密談
「これは、これは……めずらしい客だ」
 金王屋を主人に気づかれぬように通り抜け、地下へ降りてきた黒猫を、業魔殿の主はすぐに気取り、書物から顔をあげた。薄暗い部屋のなか、幽鬼のようにぼんやりと白い姿を暗闇に滲ませながら立ち上がり、仰々しく腰を折る。
「業魔殿へようこそ、業斗童子」
 無意味なほどのその仕草に、黒猫は目を細めた。常人には猫の声にしか聞こえぬ声で文句を言う。
「よせ、仰々しい」
「なにを噛みつくことがある。最低限の礼節だろう?」
 ふふ、とそれを唇で笑って流すと、ヴィクトルは身に纏った白い手術着と同じように色のない髪をかきあげた。
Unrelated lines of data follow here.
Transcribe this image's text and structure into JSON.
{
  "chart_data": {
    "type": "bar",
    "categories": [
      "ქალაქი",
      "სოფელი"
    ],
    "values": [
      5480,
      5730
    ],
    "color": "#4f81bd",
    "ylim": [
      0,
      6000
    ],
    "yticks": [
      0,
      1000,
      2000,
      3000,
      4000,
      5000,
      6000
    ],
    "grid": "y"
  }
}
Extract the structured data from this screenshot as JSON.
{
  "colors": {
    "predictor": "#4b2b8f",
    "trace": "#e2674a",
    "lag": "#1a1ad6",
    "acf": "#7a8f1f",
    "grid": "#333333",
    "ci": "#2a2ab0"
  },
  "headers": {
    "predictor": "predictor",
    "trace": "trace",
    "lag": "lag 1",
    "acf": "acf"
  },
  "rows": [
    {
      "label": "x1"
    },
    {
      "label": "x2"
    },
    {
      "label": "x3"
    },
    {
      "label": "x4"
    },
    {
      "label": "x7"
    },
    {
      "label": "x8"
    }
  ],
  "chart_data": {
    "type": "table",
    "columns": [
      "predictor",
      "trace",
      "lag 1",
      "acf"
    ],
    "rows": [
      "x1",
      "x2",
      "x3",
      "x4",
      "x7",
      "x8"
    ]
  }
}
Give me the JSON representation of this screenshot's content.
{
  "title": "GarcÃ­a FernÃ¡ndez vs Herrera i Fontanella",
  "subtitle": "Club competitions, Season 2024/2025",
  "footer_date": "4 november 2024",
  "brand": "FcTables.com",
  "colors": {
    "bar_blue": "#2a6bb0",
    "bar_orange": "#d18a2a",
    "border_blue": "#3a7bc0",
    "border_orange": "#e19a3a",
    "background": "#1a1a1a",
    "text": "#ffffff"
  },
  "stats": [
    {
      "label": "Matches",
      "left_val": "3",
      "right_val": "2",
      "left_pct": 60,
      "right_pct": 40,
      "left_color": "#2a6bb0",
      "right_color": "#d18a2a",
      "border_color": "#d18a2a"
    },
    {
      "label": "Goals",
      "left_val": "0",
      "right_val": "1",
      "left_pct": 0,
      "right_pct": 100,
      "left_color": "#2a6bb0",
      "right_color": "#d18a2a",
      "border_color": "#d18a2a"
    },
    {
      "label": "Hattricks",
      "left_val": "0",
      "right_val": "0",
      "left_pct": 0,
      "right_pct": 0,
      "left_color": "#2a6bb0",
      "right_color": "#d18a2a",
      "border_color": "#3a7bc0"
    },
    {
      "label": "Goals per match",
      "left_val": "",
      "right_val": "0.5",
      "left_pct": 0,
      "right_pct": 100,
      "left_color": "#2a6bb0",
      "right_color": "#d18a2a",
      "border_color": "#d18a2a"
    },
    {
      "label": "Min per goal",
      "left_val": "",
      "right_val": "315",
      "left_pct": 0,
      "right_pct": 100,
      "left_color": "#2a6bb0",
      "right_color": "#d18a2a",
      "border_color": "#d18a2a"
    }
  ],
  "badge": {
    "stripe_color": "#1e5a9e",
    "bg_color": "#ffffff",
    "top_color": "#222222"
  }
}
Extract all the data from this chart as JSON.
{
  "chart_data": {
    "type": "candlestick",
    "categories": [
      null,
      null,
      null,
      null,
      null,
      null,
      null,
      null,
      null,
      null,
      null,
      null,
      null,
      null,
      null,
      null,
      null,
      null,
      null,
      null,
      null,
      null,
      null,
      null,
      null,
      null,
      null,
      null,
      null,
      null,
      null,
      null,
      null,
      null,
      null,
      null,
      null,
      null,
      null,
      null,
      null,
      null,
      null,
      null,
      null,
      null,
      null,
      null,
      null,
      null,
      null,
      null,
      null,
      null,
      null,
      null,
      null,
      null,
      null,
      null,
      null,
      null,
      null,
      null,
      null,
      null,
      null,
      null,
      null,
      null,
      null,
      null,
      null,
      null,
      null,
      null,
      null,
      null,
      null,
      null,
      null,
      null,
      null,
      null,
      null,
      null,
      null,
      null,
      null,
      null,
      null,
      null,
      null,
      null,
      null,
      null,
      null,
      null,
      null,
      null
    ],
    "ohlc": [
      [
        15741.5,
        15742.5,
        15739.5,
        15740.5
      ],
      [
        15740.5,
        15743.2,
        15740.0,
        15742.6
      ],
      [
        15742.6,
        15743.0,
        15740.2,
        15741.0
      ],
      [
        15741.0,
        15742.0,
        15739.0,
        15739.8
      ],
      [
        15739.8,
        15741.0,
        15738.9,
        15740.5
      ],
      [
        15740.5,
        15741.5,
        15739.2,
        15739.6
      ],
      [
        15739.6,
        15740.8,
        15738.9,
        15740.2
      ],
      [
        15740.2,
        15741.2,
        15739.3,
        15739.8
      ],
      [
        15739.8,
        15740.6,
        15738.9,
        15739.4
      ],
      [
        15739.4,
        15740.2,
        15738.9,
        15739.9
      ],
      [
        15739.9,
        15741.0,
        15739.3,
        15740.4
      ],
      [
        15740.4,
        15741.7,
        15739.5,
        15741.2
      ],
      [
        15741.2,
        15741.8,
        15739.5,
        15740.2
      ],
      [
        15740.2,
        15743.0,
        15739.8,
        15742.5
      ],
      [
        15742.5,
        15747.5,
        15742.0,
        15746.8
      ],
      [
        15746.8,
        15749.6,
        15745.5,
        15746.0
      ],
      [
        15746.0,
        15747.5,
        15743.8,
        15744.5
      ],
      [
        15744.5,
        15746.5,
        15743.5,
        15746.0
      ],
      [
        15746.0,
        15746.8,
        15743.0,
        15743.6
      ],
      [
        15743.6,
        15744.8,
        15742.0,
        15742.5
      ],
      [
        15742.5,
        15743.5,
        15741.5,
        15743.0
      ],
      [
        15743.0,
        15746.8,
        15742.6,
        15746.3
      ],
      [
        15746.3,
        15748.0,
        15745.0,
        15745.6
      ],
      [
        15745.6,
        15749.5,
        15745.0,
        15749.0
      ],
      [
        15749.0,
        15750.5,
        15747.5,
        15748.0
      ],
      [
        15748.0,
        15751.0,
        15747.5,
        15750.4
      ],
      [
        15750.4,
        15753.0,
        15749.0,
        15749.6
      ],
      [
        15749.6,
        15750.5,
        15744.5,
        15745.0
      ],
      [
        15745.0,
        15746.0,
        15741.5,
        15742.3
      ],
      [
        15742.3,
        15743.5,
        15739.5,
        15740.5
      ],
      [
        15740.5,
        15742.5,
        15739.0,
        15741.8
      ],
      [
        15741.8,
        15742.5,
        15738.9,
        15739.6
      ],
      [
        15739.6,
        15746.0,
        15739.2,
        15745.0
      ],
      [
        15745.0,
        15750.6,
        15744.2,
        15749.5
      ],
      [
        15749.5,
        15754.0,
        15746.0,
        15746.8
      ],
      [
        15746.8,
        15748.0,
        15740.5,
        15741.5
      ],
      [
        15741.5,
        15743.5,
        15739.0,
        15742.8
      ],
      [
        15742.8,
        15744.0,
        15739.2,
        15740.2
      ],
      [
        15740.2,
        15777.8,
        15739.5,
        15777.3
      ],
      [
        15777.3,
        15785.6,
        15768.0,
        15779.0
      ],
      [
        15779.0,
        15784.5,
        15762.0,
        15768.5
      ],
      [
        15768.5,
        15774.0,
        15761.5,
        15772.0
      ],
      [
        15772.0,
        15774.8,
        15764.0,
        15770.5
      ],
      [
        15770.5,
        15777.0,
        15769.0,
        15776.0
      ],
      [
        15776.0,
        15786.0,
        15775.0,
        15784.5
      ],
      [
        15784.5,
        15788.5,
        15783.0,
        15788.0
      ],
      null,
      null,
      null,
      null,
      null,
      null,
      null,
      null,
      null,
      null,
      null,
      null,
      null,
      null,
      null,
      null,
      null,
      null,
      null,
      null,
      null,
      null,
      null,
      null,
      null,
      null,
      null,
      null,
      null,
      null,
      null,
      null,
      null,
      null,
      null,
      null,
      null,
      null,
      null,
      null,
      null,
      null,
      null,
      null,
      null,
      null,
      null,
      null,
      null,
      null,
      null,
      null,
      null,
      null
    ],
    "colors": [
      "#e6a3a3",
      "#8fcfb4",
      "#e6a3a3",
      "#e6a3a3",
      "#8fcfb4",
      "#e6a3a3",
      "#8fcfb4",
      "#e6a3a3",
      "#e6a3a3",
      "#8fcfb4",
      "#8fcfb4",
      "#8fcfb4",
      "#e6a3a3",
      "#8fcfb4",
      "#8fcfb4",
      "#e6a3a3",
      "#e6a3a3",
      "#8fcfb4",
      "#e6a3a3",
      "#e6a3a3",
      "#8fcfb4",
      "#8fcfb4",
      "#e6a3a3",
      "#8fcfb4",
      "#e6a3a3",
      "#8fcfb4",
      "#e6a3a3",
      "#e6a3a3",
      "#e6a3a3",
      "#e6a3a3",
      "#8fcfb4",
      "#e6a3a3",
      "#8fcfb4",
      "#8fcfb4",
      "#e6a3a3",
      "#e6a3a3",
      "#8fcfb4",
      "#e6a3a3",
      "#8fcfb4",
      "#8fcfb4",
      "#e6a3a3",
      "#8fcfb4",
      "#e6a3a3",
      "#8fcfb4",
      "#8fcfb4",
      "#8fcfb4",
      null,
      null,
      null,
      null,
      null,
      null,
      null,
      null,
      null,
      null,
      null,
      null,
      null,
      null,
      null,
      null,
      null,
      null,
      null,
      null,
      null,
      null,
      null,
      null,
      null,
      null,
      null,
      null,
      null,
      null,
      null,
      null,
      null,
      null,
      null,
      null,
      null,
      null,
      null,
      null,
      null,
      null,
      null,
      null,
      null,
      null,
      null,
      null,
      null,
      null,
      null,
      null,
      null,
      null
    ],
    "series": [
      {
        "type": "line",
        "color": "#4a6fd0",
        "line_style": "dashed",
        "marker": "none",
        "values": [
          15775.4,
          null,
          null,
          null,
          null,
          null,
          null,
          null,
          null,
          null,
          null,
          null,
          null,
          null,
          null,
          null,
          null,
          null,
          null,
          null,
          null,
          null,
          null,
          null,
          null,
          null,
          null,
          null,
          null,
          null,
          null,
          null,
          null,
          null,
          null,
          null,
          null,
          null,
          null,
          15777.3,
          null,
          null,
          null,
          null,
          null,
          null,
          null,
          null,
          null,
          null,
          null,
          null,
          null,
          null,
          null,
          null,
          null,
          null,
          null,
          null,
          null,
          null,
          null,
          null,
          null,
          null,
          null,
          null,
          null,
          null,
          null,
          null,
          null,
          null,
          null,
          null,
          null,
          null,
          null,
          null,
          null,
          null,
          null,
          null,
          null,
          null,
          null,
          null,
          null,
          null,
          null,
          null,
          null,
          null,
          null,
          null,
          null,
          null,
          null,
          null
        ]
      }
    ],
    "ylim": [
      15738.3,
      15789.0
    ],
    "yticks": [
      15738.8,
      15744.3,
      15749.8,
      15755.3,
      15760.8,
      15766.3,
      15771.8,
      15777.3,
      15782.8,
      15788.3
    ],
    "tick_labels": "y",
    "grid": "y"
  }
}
そして椅子に腰掛け直し、不機嫌な黒猫が目の前の診察台に乗るのを待つように、異人らしく長い足を無造作に組んでみせた。
 ヴィクトルに誘われるまま、ゴウトはしなやかな体躯を誇るように、難なく診察台へ飛び乗った。数えきれない細かな傷で、その金属の表面は曇っている。黒猫のぼんやりとした影だけが映りこんだ。
 しかしこの業魔殿に主人が腰かけるための椅子があるのはめずらしい。そう思ってよく見れば、なるほど別室からもってきたのだろう、研究室には不似合いの、洒落た飾りが彫ってあった。なるほどここはヴィクトルにとって研究室であり、実験室であり、本来ならば腰を落ち着けて書物を眺める場所ではないのだろう。まるで自分を待っていたようなヴィクトルの様子に、ゴウトは何やらつまらぬと思った。
 ヴィクトルはそれを見透かしたのか、からかうような口を開いた。
「今日は当代と一緒ではないのだな? いくら一介の猫ではないと言っても、一人でここへ来るのは骨だろうに」
「見くびってくれるな。たいしたことではないーーそれに、今日はあれに聞かせたい話ではない」
「ほう!?」
 書物を置いたヴィクトルは身を乗り出すように診察台へ肘をつき、指を組んだ。ゴムの手袋が、ぎゅうと音をたてる。
「十四代目に聞かせられぬ話か。それは興味深い!」
 色素の薄い瞳が、薄やみできらりと光った。ゴウトは猫でなければ溜息をついていたものを、とその様子に呆れながら答えた。
「うるさい。あれだから聞かせられぬ事もある」
「それはますますもって興味深い! お目付け役は、過保護が過ぎるようだ」
「なんとでも言え。俺は、俺のようになってほしくはないのさ。あれには」
「ふむ。そのようなことを言ってよいのか? 歴代が僻むだろう」
「ふん、その程度のことで僻むような殊勝な奴らではないわ」
「はは! なるほど、そうであろうな。なんといってもお主の名を継いだのだから」
 ゴウトが緑の瞳を見開くと、驚いたことを理解したヴィクトルは悪びれることさえせずに「何を驚く? 魂ぐらいはわかるものだ」と笑った。その笑みで、白い歯が零れる。そうして見た半吸血鬼の牙はそれほど鋭いものではなかったが、それでもゴウトはぞわりと毛並みが逆立ちそうになるのを堪えた。
「どうしたのだ、葛葉。用件を言ってみろ」
 ヴィクトルは愉しそうな声で言った。しかしこれまで長きにわたり、そのような大事を黙っていたとはまったくもって忌々しい。ゴウトはその白い、肉の足りぬ顔を睨んでやった。だが睨んだところで猫の視線に怯えるような者が、この業魔殿の主たるわけはない。